NetXMS Support Forum

Hello,
I have been successfully using NetXMS for over ten years—thank you for an excellent tool!!

However, I have a couple locations where my NetXMS agents are located behind a firewall that I cannot control—and the firewall is blocking self-signed SSL certificates.  When I try to set up an agent to server tunnel, the agent traffic is blocked from traversing across the firewall to my NetXMS server.

It seems I need to use a commercial Certificate Authority—something I believe is cost prohibitive...and not sure what type of certificate to even ask for.  Has anyone used tunnels without using self-signed certificates?

And, based on how I understand this all working, I also understand the Organizational Unit field has been depreciated in the SSL specs....so, can I even get a commercial CA that will support the requirements of agent to server communication?

Thank you for any insight!!!

Hi!

Currently server uses one certificate for TLS connection and to issue agent certificates. To use this workflow you'd need a certificate from Certificate Authority with CA flag set - this might be problematic or expensive.

I've created an issue in our bug tracker with the idea to have two separate certificates on the server: https://track.radensolutions.com/issue/NX-2256
Until this is implemented, you theoretically can just obtain a certificate without CA flag and put it as ServerCertificate in server config. And you can put your current server certificate into TrustedCertificate parameter.
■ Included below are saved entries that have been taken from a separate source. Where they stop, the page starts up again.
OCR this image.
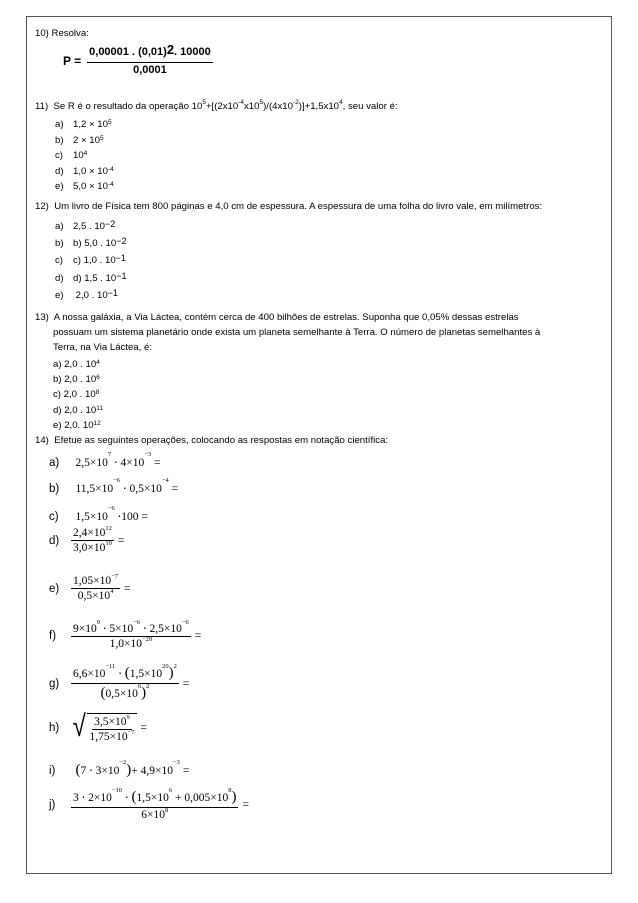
10) Resolva:
$P = \frac{0,00001 . (0,01)2. 10000}{0,0001}$
11) Se R é o resultado da operação $10^5+[(2x10^{-4}x10^5)/(4x10^{-2})]+1,5x10^4$, seu valor é:
a) $1,2 \times 10^5$
b) $2 \times 10^5$
c) $10^4$
d) $1,0 \times 10^{-4}$
e) $5,0 \times 10^{-4}$
12) Um livro de Física tem 800 páginas e 4,0 cm de espessura. A espessura de uma folha do livro vale, em milímetros:
a) 2,5 . $10^{-2}$
b) b) 5,0 . $10^{-2}$
c) c) 1,0 . $10^{-1}$
d) d) 1,5 . $10^{-1}$
e) 2,0 . $10^{-1}$
13) A nossa galáxia, a Via Láctea, contém cerca de 400 bilhões de estrelas. Suponha que 0,05% dessas estrelas
possuam um sistema planetário onde exista um planeta semelhante à Terra. O número de planetas semelhantes à
Terra, na Via Láctea, é:
a) 2,0 . $10^4$
b) 2,0 . $10^6$
c) 2,0 . $10^8$
d) 2,0 . $10^{11}$
e) 2,0. $10^{12}$
14) Efetue as seguintes operações, colocando as respostas em notação científica:
a) $2,5\times 10^7 \cdot 4\times 10^{-3}$ =
b) $11,5\times 10^{-6} \cdot 0,5\times 10^{-4}$ =
c) $1,5\times 10^{-6} \cdot 100$ =
d)	$\frac{2,4\times 10^{12}}{3,0\times 10^{10}}$ =
e)	$\frac{1,05\times 10^{-7}}{0,5\times 10^4}$ =
f)	$\frac{9\times 10^9 \cdot 5\times 10^{-6} \cdot 2,5\times 10^{-6}}{1,0\times 10^{-20}}$ =
g)	$\frac{6,6\times 10^{-11} \cdot (1,5\times 10^{20})^2}{(0,5\times 10^6)^2}$ =
h) √ $\frac{3,5\times 10^9}{1,75\times 10^{-7}}$ =
i) $(7 \cdot 3\times 10^{-2})+ 4,9\times 10^{-3}$ =
j)	$\frac{3 \cdot 2\times 10^{-10} \cdot (1,5\times 10^6 + 0,005\times 10^8)}{6\times 10^8}$ =
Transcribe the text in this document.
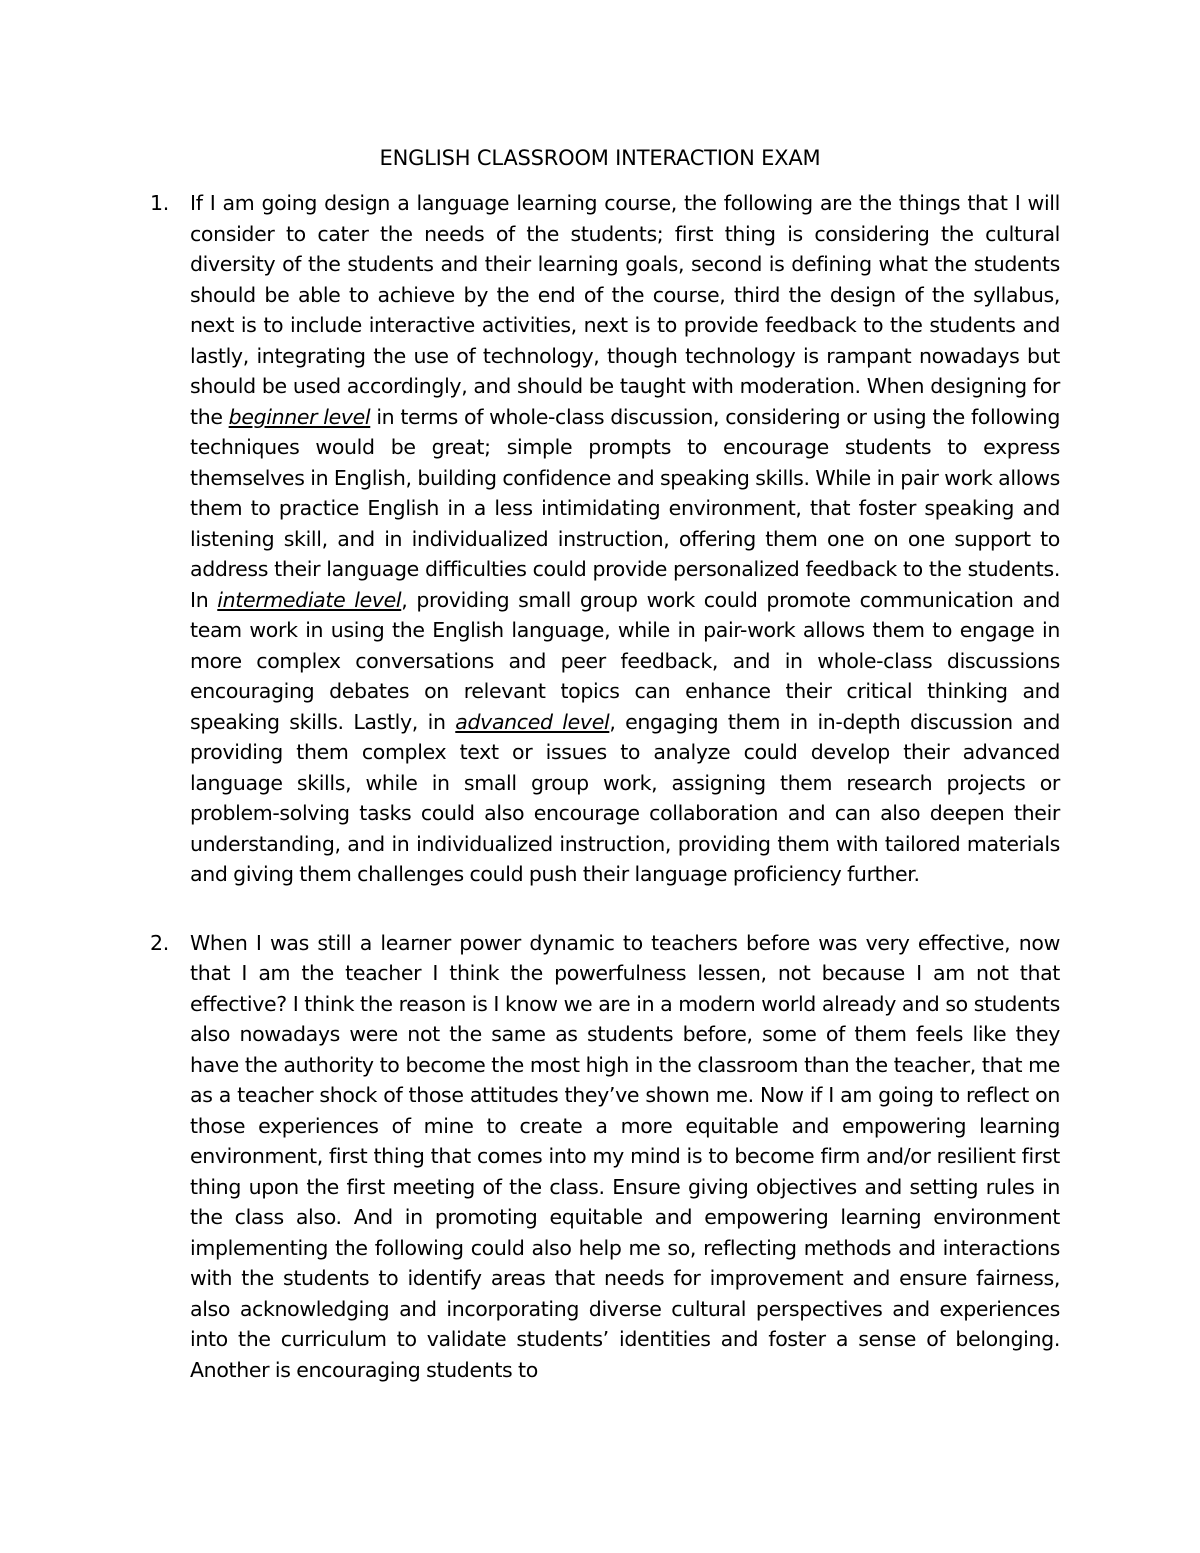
ENGLISH CLASSROOM INTERACTION EXAM
1. If I am going design a language learning course, the following are the things that I will consider to cater the needs of the students; first thing is considering the cultural diversity of the students and their learning goals, second is defining what the students should be able to achieve by the end of the course, third the design of the syllabus, next is to include interactive activities, next is to provide feedback to the students and lastly, integrating the use of technology, though technology is rampant nowadays but should be used accordingly, and should be taught with moderation. When designing for the beginner level in terms of whole-class discussion, considering or using the following techniques would be great; simple prompts to encourage students to express themselves in English, building confidence and speaking skills. While in pair work allows them to practice English in a less intimidating environment, that foster speaking and listening skill, and in individualized instruction, offering them one on one support to address their language difficulties could provide personalized feedback to the students. In intermediate level, providing small group work could promote communication and team work in using the English language, while in pair-work allows them to engage in more complex conversations and peer feedback, and in whole-class discussions encouraging debates on relevant topics can enhance their critical thinking and speaking skills. Lastly, in advanced level, engaging them in in-depth discussion and providing them complex text or issues to analyze could develop their advanced language skills, while in small group work, assigning them research projects or problem-solving tasks could also encourage collaboration and can also deepen their understanding, and in individualized instruction, providing them with tailored materials and giving them challenges could push their language proficiency further.
2. When I was still a learner power dynamic to teachers before was very effective, now that I am the teacher I think the powerfulness lessen, not because I am not that effective? I think the reason is I know we are in a modern world already and so students also nowadays were not the same as students before, some of them feels like they have the authority to become the most high in the classroom than the teacher, that me as a teacher shock of those attitudes they’ve shown me. Now if I am going to reflect on those experiences of mine to create a more equitable and empowering learning environment, first thing that comes into my mind is to become firm and/or resilient first thing upon the first meeting of the class. Ensure giving objectives and setting rules in the class also. And in promoting equitable and empowering learning environment implementing the following could also help me so, reflecting methods and interactions with the students to identify areas that needs for improvement and ensure fairness, also acknowledging and incorporating diverse cultural perspectives and experiences into the curriculum to validate students’ identities and foster a sense of belonging. Another is encouraging students to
This way your current agents would be able to connect and work, but server won't be able to issue new agent certificates when they expire.
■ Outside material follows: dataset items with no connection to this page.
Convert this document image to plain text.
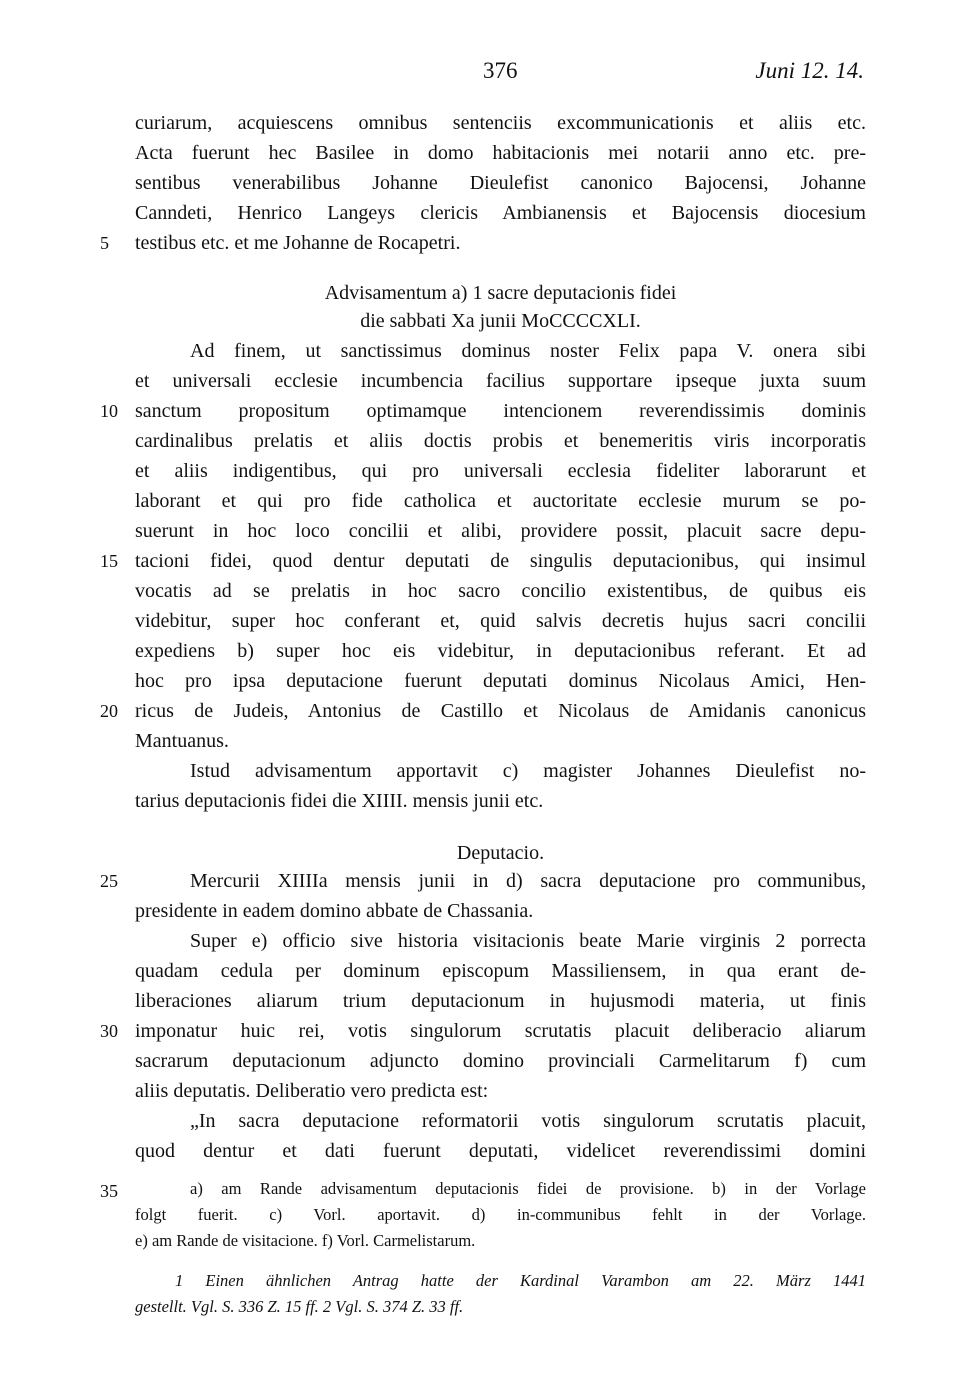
376	Juni 12. 14.
curiarum, acquiescens omnibus sentenciis excommunicationis et aliis etc.
Acta fuerunt hec Basilee in domo habitacionis mei notarii anno etc. pre-
sentibus venerabilibus Johanne Dieulefist canonico Bajocensi, Johanne
Canndeti, Henrico Langeys clericis Ambianensis et Bajocensis diocesium
testibus etc. et me Johanne de Rocapetri.
Advisamentum a) 1 sacre deputacionis fidei
die sabbati Xa junii MoCCCCXLI.
Ad finem, ut sanctissimus dominus noster Felix papa V. onera sibi
et universali ecclesie incumbencia facilius supportare ipseque juxta suum
sanctum propositum optimamque intencionem reverendissimis dominis
cardinalibus prelatis et aliis doctis probis et benemeritis viris incorporatis
et aliis indigentibus, qui pro universali ecclesia fideliter laborarunt et
laborant et qui pro fide catholica et auctoritate ecclesie murum se po-
suerunt in hoc loco concilii et alibi, providere possit, placuit sacre depu-
tacioni fidei, quod dentur deputati de singulis deputacionibus, qui insimul
vocatis ad se prelatis in hoc sacro concilio existentibus, de quibus eis
videbitur, super hoc conferant et, quid salvis decretis hujus sacri concilii
expediens b) super hoc eis videbitur, in deputacionibus referant. Et ad
hoc pro ipsa deputacione fuerunt deputati dominus Nicolaus Amici, Hen-
ricus de Judeis, Antonius de Castillo et Nicolaus de Amidanis canonicus
Mantuanus.
Istud advisamentum apportavit c) magister Johannes Dieulefist no-
tarius deputacionis fidei die XIIII. mensis junii etc.
Deputacio.
Mercurii XIIIIa mensis junii in d) sacra deputacione pro communibus,
presidente in eadem domino abbate de Chassania.
Super e) officio sive historia visitacionis beate Marie virginis 2 porrecta
quadam cedula per dominum episcopum Massiliensem, in qua erant de-
liberaciones aliarum trium deputacionum in hujusmodi materia, ut finis
imponatur huic rei, votis singulorum scrutatis placuit deliberacio aliarum
sacrarum deputacionum adjuncto domino provinciali Carmelitarum f) cum
aliis deputatis. Deliberatio vero predicta est:
„In sacra deputacione reformatorii votis singulorum scrutatis placuit,
quod dentur et dati fuerunt deputati, videlicet reverendissimi domini
5
10
15
20
25
30
35	a) am Rande advisamentum deputacionis fidei de provisione. b) in der Vorlage
folgt fuerit. c) Vorl. aportavit. d) in-communibus fehlt in der Vorlage.
e) am Rande de visitacione. f) Vorl. Carmelistarum.
1 Einen ähnlichen Antrag hatte der Kardinal Varambon am 22. März 1441
gestellt. Vgl. S. 336 Z. 15 ff. 2 Vgl. S. 374 Z. 33 ff.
The other approach could be some sort of VPN between agent and server.

By the way, do you have some information on how exactly this firewall does the checking - it works as man-in-the-middle or establishes a second connection to the server to get the certificate?
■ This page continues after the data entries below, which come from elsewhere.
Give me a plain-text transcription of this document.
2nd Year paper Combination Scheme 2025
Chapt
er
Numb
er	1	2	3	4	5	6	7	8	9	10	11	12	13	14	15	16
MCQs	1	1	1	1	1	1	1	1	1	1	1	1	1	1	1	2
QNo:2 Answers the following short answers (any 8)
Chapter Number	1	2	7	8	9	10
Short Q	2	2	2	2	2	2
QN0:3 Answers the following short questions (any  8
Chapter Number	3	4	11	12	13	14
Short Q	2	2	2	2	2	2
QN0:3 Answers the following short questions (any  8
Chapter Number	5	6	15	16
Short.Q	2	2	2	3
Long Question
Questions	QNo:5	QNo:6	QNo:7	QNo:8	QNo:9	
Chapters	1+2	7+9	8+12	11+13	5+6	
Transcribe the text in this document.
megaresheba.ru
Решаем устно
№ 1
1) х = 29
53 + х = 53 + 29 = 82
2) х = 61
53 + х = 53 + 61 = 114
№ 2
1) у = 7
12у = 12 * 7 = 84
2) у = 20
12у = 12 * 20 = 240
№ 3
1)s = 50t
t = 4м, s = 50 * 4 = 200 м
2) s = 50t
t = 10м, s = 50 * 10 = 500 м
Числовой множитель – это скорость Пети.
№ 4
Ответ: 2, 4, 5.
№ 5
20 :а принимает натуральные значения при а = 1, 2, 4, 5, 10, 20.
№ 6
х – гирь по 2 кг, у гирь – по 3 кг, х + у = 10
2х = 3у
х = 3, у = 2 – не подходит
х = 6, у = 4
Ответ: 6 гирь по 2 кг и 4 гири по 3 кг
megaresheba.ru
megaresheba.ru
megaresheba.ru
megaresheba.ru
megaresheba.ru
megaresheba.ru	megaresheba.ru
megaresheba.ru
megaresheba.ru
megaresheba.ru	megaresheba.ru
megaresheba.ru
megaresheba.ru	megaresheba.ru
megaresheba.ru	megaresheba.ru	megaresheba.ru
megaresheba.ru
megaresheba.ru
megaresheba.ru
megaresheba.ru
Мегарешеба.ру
Excellent, thank you for confirming how this works. 

I am thinking about a SSH tunnel--(it is a windows server on the client side...so not 100% how to maintain/restart automatically the tunnel...). I am glad to hear I can use my own SSL (that might be OK)

I have seen this issue with sites using Palo Alto firewalls.  The firewall vendor claims they are using "deep packet" inspection technology, but I do not think they are terminating SSL, but rather it is just a SSL certificate rule that is rejecting self-signed and expired certificates. 

Thank you again!

Just to mention - agent log parser policies (this stuff in configured in templates) can execute actions directly on agent, even without communication to the server. So theoretically agent can watch some log file of ssh client and call some script to reestablish connection. I doubt that this is the best way, but might be convenient from deployment standpoint.